A platéia desandou a correr, imaginando tratar-se de um terremoto.
Os encontros de almoço e janta na copa do sétimo andar do prédio do Lucy Montoro, Morumbi, São Paulo, são assim mesmo, cheios de animação. Quando algum de nós faltava a um desses encontros e ninguém sabia as razões, todos se preocupavam. Quando, geralmente o cuidador, que dorme no mesmo quarto do ausente, chegava com a informação de que não ocorrera nada de grave, o alívio era geral. O convívio na copa do sétimo andar é feito também de muita solidariedade.
Isto não era rigoroso, mas cada um de nós tinha um espaço à mesa que todos procuravam respeitar. Meu espaço, por exemplo, era mais próximo da ponta da mesa, à direita de quem entra na copa. À minha frente sentava Sebastião, tetraplégico. Um elevador caiu em cima dele ao visitar a obra de um edifício em companhia do pai. Tinha 14 anos de idade quando sofreu o acidente e hoje tem 22 ou 23 anos, quer dizer, já enfrentou quase dez anos de cadeira de rodas e fisioterapia. Havia entrado no Lucy Montoro há algumas semanas com graves problemas de respiração. Seu cuidador na maior parte do período de internação é seu irmão, Rômulo, que abandonou estudos e o trabalho para se dedicar de corpo e alma a Sebastião. Quando nos conhecemos, ele já respirava normalmente e recuperara o bom humor. “Minha mãe levou esse sem teto lá para casa. Ele está morando com a gente agora”, é o próprio Sebastião falando de seu novo cuidador, um rapaz baixinho, pequeno, que assumiu o posto para dar uns dias de folga a seu irmão. Não cheguei a gravar o nome dele.
A freqüência na copa oscilava de acordo com o regime de internação no Lucy.
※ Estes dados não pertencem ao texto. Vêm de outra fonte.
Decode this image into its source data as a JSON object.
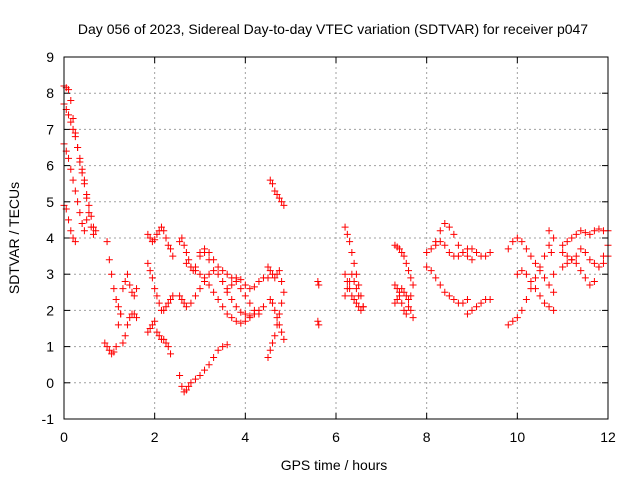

Toda semana havia despedida de alguém que recebia alta. A amizade, o afeto não desaparecia. Até hoje tenho seguidores no meu Blog de pessoas que conheci no Lucy Montoro e de vez em quando recebo mensagens de alguém que frequentava a copa do sétimo andar. Aqui fora, como acontece comigo, as restrições de mobilidade dificultam as visitas pessoais, mas eu gostaria muito de ser visitado pelos amigos que cultivei lá dentro do Lucy.
O período de internação varia de paciente para paciente e na média dura seis semanas. Se o paciente tiver forte potencial de melhora tem direito a mais uma internação. Já passei por duas internações e não encontrei, na segunda, nenhum amigo que fiz na primeira. Os encontros ocorrem mais ocasionalmente, nas vezes que você vai ao Instituto para uma consulta médica ou avaliação médica. Outro dia mesmo encontrei lá o Reginaldo, um negro alto e muito simpático. Estava em companhia de sua esposa e cuidadora. Ficou paraplégico ao dar um mergulho mal sucedido numa piscina.
Já o seu João, amigo da minha primeira internação, eu vejo com freqüência em praticamente todas as vezes que vou ao Lucy, ele e sua graciosa cuidadora, uma garota de uns 21 anos, de cujo nome não consigo me lembrar. Seu João mora em São Paulo e para ele foi mais fácil optar por outro tipo de atendimento do Lucy, o ambulatorial, com uma programação de fisioterapia sem necessidade de internação. Seu João teve um AVC e em nosso último encontro, há duas semanas, comemorava, feliz, o fato de ter voltado a andar.